There were more than 53,000 acres of grasses covering the floor of the Maryland portion of the Chesapeake Bay last year, a footprint 29 percent larger than in 2014 and approaching a key benchmark in bay restoration.
The data is according to an annual aerial survey conducted by the Virginia Institute of Marine Science and released by the Maryland Department of Natural Resources on Thursday. The survey found 91,000 acres of grasses across the entire bay.
The grasses are an important indicator of the bay's health because they are a habitat for blue crabs and other creatures. They also help prevent erosion, absorb and filter nutrients and sediment and provide food for migrating waterfowl, state Natural Resources Secretary Mark Belton said.
"The record resilience and resurgence of underwater grasses indicate that Maryland is making progress on Chesapeake Bay restoration and improving water quality in the watershed," Belton said.
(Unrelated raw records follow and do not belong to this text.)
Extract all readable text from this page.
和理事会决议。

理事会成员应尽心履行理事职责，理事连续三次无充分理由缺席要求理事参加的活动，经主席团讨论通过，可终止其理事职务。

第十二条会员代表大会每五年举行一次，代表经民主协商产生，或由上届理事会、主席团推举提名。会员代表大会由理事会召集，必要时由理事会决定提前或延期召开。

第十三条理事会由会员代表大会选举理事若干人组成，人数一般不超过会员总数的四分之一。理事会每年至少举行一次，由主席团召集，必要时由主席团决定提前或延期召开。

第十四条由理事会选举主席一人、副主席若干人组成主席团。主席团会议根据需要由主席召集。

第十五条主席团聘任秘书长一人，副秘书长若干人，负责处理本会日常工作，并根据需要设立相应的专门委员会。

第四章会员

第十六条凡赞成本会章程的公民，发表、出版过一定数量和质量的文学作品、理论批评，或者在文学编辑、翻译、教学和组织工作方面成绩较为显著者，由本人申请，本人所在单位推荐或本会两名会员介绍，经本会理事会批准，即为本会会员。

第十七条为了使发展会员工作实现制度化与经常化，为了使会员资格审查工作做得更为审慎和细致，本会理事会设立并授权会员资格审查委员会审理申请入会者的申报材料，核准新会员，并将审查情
Kim Coble, vice president for environmental protection and restoration for the Chesapeake Bay Foundation, said the data shows that regionwife efforts to reduce runoff of nitrogen, phosphorus and sediment are working. The pollutants prevent sunlight from reaching grasses.
"These are positive signs of a still troubled ecosystem recovering slowly from decades of degradation from pollution," Coble said in a statement. "But we can't relax our efforts. The amount of underwater grass in the Bay is still only half of the goal which Bay states and the District of Columbia agreed upon in the Chesapeake Clean Water Blueprint."
The growth rate is on track with goals, however, state officials said. The 2015 measurements are 94 percent of a goal for 57,000 acres of grasses by 2017.
Five Chesapeake waterways surpassed grass restoration goals -- the Chester, Elk and Bush rivers, Fishing Bay and the Chesapeake and Delaware Canal. Others that saw grass growth were the middle Choptank River, the Big Annemessex River, the Manokin River, Tangier Sound and Middle River.